Jackson Hertogs J-1 visa category – Jackson Hertogs Immigration Law

J-1 visa category

J-1 visa category

The J-1 visa category is used by foreign students, scholars, experts, medical interns and residents, “international visitors,” and industrial and business trainees to enter the U.S. as exchange visitors in U.S. government-approved Exchange-Visitor Programs. The purpose of the individual’s entry is to gain experience, study, or perform research in the individual’s respective field and to take newly gained skills back to his/her home country. The U.S. sponsoring employer must obtain approval for work authorization through an Exchange-Visitor Program designated by the U.S. Department of State (DOS), which oversees and approves all such programs. Employers can either host J visa holders through another organization’s program provided that the eligibility requirements are met, or establish their own J-1 program by applying through the DOS.

The permissible length of stay that a J-1 can remain in the U.S. is determined by the exchange category in which he/she is admitted to the U.S. For example, college and university students may be admitted for the anticipated length of their academic program. Students in degree programs below the doctoral level may also engage in training programs or internships of up to in 18 months of training after completion. Post-doctoral training is permissible for a period of 36 months after completing the degree. Research scholars can be admitted for a three-year period with a possible two-year extension if warranted to permit the alien to complete a specified project or research activity. J-1 exchange visitors are permitted a 30 day grace period to depart upon completion of their program.

Certain J-1 exchange visitors are subject to a two-year home country return requirement. Any J-1 exchange visitor subject to the home country requirement is ineligible for Permanent Residence or nonimmigrant visas in the H or L category until he or she spends two years–after completion of stay–in his/her home country or country of last residence. Waivers of the requirements are available in some cases.

Usually persons are subject to the requirement because of a skills list for their home country or due to the receipt of government funding for their J-1 activities. The skills list sets forth skills which are deemed to be in short supply in the home country. The rationale for imposing the home country requirement for skills list individuals is the individual will receive specialized training and knowledge from the U.S. and bring that training and knowledge back home.
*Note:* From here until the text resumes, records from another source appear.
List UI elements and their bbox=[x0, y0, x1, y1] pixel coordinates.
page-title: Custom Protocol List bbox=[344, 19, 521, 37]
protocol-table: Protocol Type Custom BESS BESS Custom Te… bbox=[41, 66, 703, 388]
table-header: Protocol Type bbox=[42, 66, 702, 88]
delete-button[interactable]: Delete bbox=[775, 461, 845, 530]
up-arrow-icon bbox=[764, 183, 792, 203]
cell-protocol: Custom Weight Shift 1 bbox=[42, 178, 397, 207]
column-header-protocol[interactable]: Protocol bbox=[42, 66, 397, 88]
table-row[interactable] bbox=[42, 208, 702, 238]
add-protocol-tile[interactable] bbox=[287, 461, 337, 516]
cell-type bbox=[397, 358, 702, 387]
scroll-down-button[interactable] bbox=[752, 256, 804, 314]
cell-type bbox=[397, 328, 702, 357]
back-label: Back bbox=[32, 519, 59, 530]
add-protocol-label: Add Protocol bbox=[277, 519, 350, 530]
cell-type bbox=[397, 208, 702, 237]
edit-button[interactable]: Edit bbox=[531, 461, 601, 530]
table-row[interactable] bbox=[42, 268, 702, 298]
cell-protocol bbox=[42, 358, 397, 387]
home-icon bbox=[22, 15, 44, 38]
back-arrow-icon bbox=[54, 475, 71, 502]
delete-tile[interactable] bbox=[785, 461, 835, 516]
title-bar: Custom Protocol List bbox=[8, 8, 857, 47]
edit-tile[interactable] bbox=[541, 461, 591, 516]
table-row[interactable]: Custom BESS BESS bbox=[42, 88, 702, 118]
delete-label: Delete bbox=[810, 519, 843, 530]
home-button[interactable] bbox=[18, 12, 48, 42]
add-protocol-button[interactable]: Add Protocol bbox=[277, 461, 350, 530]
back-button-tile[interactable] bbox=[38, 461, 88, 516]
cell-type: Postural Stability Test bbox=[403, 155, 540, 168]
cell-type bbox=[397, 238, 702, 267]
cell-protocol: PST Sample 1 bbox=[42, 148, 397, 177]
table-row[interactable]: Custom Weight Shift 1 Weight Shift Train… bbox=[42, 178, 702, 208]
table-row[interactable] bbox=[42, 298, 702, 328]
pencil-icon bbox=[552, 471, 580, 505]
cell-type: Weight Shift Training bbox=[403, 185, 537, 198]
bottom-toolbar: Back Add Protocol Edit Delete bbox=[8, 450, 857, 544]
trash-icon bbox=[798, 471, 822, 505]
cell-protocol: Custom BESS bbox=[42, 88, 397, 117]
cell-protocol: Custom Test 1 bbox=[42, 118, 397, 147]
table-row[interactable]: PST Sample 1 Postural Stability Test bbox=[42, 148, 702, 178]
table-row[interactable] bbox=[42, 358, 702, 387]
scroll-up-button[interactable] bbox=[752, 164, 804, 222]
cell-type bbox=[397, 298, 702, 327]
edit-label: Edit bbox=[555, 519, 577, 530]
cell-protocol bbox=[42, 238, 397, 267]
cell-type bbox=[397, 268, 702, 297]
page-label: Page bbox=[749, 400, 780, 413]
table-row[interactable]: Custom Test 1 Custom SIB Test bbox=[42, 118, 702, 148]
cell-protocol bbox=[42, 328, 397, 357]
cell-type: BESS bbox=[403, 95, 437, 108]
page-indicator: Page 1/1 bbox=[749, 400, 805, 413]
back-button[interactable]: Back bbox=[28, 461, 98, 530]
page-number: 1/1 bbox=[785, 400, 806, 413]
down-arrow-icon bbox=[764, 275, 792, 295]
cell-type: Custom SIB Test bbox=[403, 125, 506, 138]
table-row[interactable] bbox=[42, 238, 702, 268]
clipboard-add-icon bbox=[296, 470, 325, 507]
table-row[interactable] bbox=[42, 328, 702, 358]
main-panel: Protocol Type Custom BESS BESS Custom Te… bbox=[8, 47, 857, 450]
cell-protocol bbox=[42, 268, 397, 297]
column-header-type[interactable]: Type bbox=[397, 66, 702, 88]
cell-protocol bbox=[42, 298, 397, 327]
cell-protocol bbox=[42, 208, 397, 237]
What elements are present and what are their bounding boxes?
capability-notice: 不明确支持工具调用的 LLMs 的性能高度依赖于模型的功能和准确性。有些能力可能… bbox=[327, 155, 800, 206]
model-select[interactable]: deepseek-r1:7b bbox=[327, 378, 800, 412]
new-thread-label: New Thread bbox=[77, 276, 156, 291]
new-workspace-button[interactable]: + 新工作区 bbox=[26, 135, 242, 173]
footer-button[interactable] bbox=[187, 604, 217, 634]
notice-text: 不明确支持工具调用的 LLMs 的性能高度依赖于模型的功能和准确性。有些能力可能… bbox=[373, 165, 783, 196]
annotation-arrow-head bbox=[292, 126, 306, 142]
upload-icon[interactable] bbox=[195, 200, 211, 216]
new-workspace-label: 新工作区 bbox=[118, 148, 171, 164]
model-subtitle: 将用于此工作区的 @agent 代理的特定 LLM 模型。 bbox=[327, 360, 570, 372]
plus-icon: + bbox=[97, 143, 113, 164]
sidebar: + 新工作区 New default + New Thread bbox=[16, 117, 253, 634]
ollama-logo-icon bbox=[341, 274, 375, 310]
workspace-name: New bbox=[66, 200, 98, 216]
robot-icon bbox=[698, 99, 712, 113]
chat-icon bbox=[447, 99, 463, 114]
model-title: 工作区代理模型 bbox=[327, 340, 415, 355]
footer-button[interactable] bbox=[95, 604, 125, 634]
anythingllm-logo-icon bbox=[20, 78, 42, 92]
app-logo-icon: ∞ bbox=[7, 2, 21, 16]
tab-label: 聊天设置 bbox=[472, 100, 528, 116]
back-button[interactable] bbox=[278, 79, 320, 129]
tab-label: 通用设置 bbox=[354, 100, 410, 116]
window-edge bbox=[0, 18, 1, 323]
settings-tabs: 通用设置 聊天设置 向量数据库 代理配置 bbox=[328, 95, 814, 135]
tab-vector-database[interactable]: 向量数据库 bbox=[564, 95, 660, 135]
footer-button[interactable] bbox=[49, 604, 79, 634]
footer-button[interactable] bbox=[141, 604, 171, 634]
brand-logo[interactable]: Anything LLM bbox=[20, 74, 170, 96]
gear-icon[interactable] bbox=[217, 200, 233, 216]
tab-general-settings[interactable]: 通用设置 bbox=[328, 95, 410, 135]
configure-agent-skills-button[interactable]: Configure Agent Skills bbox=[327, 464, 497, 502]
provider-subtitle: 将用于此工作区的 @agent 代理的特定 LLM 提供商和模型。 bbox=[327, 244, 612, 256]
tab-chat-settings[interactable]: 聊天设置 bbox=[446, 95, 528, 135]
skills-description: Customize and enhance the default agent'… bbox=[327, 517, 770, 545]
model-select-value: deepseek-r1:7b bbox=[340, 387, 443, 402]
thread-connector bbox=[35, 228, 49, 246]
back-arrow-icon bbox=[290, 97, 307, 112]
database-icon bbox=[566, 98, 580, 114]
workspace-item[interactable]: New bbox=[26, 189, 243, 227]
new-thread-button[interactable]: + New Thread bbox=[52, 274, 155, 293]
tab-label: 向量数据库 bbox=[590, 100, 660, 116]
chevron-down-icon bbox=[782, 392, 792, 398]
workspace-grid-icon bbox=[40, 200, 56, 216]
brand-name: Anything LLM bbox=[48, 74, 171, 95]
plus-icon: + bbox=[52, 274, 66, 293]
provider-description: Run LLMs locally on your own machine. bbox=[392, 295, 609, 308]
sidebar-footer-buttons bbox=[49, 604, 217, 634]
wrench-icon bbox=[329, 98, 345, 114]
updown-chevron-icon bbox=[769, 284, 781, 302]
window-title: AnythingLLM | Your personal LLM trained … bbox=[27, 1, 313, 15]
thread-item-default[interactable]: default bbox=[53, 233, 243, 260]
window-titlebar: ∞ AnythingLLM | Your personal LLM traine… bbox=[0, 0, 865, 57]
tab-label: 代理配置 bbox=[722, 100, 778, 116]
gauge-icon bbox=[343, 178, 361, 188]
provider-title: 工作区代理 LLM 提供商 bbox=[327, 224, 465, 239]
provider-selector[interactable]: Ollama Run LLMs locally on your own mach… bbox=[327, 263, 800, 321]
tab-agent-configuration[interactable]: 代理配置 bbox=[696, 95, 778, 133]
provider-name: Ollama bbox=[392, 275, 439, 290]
In general, industrialized countries do not have skills lists.

The J-1 nonimmigrant is authorized to work incident to his or her status for either the exchange visitor program sponsor or appropriate designated host institution, and only for employment that is within the guidelines of the program as approved by the DOS. If an employer has not participated in the alien’s sponsorship for J status, it cannot employ an alien in J status who applies for work without taking steps to change the alien’s status (i.e., to H-1B) except in some limited circumstances. The exceptions are: (1) J-1 aliens who are research scholars; (2) J-1 students who are in practical training; and (3) J-1 students who demonstrate economic necessity.

J-1 aliens who are participating in a program for research scholars at a U.S. university and who want to engage in post-doctoral research with the employer through the university’s exchange program, may be placed at an employer that has not been previously involved with the alien’s J status. Either the exchange visitor or the university may approach the employer to seek a placement for research purposes. Such employment is permissible under the terms of some university programs if approved by the university. This approval is not explicit in the regulations. In order to employ a J-1 research scholar, the employer should be presented with written authorization from the responsible officer of the exchange visitor program permitting employment and specifying its terms and duration. A copy of the Form DS-2019 (formerly IAP-66) must also be provided. If the letter from the program sponsor does not specify sufficient authorization, the program sponsor should be contacted to verify that the placement is permitted. The program sponsor may be required to provide an updated Form DS-2019 and update SEVIS for such placement, or a transfer of program may be required.

DISCLAIMER: This information is intended for clients of Jackson & Hertogs only. This is not intended to provide legal advice to non-clients of this firm. Nor will we respond to inquiries from non-clients. You should seek your own legal counsel in these matters.